Por Wagner Alledo -
“Agora você tem que me dizer
Como é que nós vamos fazer?”
Compositores: Antônio Almeida e Dorival Caymmi
A Doralice de Antônio Almeida e Dorival Caymmi, imortalizada no ritmo da Bossa Nova pela voz de João Gilberto, é provocada: como é que nós vamos fazer? Doralice e Dora (a de Freud) possuem algo em comum. Duas histórias inacabadas, fragmentadas. Doralice se casou ou não se casou? E Dora, que conclusão podemos tirar da sua história?
“Fragmentos da análise de um caso de histeria” é o título do artigo publicado em 1905 em que Freud apresenta o Caso Dora. A Doralice da música surgiu 40 anos depois, em 1945, em gravação do grupo de samba Anjos do Inferno. Embora a história de Dora bem que também poderia ser um samba. Menina inteligentíssima, supostamente assediada pelo amigo do pai, sente-se desamparada pela família, anuncia o seu desejo pelo suicídio em função do sofrimento causado por sentimentos contraditórios, apresenta diversos sintomas físicos e procura o tratamento anímico do doutor Freud em busca de cura.
No texto, Freud descreve o tratamento de Dora e compartilha uma série de achados práticos que corroboram com a teoria que ele vinha desenvolvendo. Ao mesmo tempo, em vários momentos, ocorrem contradições. Algumas interpretações permitem inferir que determinadas posturas de Freud tiveram maior foco na comprovação da sua teoria até então do que na resolução dos problemas da paciente. Ele teria deixado “escapar” alguns detalhes. O Caso Dora é publicado entre duas obras fundamentais da teoria psicanalítica (A Interpretação dos Sonhos e Três Ensaios da Teoria da Sexualidade).
Tratava-se de um momento fundamental do desenvolvimento da Psicanálise, quando Freud havia abandonado a hipnose e o método catártico e vinha desenvolvendo os conceitos de associação livre e aqueles relacionados à interpretação dos sonhos, como deslocamento, condensação etc. Mas talvez o foco na comprovação desses conceitos não tenha permitido que Freud observasse mais profundamente dois outros, fundamentais para a sua teoria, e muito presentes nesse caso: a resistência e a transferência.
Com Dora, Freud experienciou profundamente a transferência negativa e a resistência e depois de algum tempo pode observar quão fundamental é a relação do analista com o seu analisado, assim como os impactos dessa relação nos resultados do tratamento. O caso inacabado de Dora permitiu a Freud evoluir na conclusão de que através da transferência com o analista o analisado acessa parte do seu inconsciente reprimido pela resistência.
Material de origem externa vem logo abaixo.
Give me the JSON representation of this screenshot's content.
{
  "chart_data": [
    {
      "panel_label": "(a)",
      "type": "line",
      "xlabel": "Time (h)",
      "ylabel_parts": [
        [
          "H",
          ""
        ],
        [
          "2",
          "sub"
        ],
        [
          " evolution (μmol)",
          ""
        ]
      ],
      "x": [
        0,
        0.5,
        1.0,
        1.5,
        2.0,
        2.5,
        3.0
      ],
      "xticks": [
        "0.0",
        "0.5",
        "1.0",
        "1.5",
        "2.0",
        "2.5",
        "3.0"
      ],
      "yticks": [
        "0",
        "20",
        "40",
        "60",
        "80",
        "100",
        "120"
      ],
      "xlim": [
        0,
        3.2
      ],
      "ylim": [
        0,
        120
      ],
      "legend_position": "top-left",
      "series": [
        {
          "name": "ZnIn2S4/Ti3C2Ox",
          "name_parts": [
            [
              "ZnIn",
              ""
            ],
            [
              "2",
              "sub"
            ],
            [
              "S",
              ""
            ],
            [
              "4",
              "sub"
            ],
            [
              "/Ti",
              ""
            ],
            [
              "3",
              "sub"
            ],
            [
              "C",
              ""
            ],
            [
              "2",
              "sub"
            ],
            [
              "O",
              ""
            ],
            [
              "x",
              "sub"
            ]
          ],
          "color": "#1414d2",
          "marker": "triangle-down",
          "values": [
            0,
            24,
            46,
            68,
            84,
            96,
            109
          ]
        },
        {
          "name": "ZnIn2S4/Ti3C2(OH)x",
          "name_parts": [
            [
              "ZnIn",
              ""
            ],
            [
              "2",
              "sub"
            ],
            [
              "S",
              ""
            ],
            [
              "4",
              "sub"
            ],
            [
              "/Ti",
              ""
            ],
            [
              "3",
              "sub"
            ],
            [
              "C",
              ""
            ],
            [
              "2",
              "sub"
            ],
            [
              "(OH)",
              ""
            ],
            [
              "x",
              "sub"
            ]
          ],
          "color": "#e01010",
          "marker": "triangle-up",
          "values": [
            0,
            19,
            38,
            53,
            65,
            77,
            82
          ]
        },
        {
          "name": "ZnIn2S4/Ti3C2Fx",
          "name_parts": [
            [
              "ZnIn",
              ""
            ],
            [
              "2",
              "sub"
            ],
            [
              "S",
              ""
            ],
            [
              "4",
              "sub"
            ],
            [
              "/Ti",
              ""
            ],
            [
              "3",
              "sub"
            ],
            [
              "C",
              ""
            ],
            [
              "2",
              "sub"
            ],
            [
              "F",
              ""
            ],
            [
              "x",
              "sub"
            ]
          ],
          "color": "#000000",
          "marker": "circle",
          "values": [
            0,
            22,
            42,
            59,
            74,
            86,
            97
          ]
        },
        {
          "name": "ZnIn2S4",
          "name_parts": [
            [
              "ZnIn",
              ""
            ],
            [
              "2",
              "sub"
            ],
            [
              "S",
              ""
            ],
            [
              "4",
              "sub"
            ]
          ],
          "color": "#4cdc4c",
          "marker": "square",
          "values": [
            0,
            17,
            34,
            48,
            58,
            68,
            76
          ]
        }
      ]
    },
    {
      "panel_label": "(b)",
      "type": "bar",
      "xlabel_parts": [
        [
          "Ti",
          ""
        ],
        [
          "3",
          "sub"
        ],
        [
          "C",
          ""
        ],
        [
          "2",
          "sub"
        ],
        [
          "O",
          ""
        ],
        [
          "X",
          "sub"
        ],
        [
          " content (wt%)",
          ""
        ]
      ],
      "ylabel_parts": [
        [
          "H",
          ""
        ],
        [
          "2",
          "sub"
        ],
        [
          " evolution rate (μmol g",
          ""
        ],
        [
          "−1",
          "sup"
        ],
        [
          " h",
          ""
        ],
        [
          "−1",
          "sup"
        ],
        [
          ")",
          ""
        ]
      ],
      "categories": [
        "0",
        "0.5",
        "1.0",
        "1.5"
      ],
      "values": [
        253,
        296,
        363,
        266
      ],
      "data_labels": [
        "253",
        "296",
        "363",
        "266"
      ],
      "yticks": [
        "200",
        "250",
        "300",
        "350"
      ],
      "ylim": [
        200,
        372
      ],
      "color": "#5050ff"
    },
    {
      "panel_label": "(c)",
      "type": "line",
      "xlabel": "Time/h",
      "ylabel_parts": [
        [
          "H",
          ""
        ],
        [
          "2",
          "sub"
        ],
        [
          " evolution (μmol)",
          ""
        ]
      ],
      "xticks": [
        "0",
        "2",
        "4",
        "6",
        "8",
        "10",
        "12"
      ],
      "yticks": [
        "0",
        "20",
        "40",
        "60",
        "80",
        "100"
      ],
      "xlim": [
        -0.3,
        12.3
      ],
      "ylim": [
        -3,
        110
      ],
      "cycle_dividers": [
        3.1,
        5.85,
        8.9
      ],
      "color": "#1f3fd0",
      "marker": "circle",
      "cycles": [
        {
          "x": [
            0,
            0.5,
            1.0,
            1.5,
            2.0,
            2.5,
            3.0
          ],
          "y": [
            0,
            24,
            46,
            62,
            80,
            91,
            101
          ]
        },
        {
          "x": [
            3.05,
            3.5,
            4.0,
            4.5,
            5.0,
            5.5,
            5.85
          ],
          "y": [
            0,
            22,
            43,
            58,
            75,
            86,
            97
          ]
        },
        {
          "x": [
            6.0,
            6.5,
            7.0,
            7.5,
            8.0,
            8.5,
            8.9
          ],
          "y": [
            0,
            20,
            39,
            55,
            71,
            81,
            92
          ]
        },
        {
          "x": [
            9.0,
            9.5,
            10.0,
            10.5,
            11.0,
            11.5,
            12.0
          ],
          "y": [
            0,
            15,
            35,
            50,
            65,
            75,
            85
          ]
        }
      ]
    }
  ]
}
Infelizmente para Dora essa conclusão tardia motivou sua desistência do tratamento e, ao fazer isso, ela não poderia conceber o tamanho da sua contribuição para o desenvolvimento da teoria e técnica psicanalíticas.
Após o Caso Dora, Freud se dedicou a buscar o aperfeiçoamento do manejo técnico da psicanálise, além de expandir a teoria desses conceitos. Tais reflexões resultaram em textos fundamentais como por exemplo “Recomendações ao Médico para o Tratamento Psicanalítico” e “Sobre a Dinâmica da Transferência”, ambos de 1912, e “Sobre o Início do Tratamento”, de 1913. Dois anos depois, em 1914, ele publica “Lembrar, Repetir e Perlaborar”, que introduz o conceito de neurose de transferência, quando a resistência é tão intensa que influencia diretamente no processo de recordar.
No fim, o Caso Dora foi um grande insucesso. Mas somente para a própria Dora. Seu papel para a psicanálise foi fundamental. O fracasso do seu caso abriu portas essenciais para o conhecimento teórico e técnico. Dora, assim como Doralice dos versos do samba, não respondeu com palavras diretas ao questionamento que lhe foi imposto. Mas, ambas, do seu próprio e legítimo modo, pavimentaram caminhos bastante concretos em busca de respostas para a pergunta:
E agora, Doralice, como é que nós vamos fazer?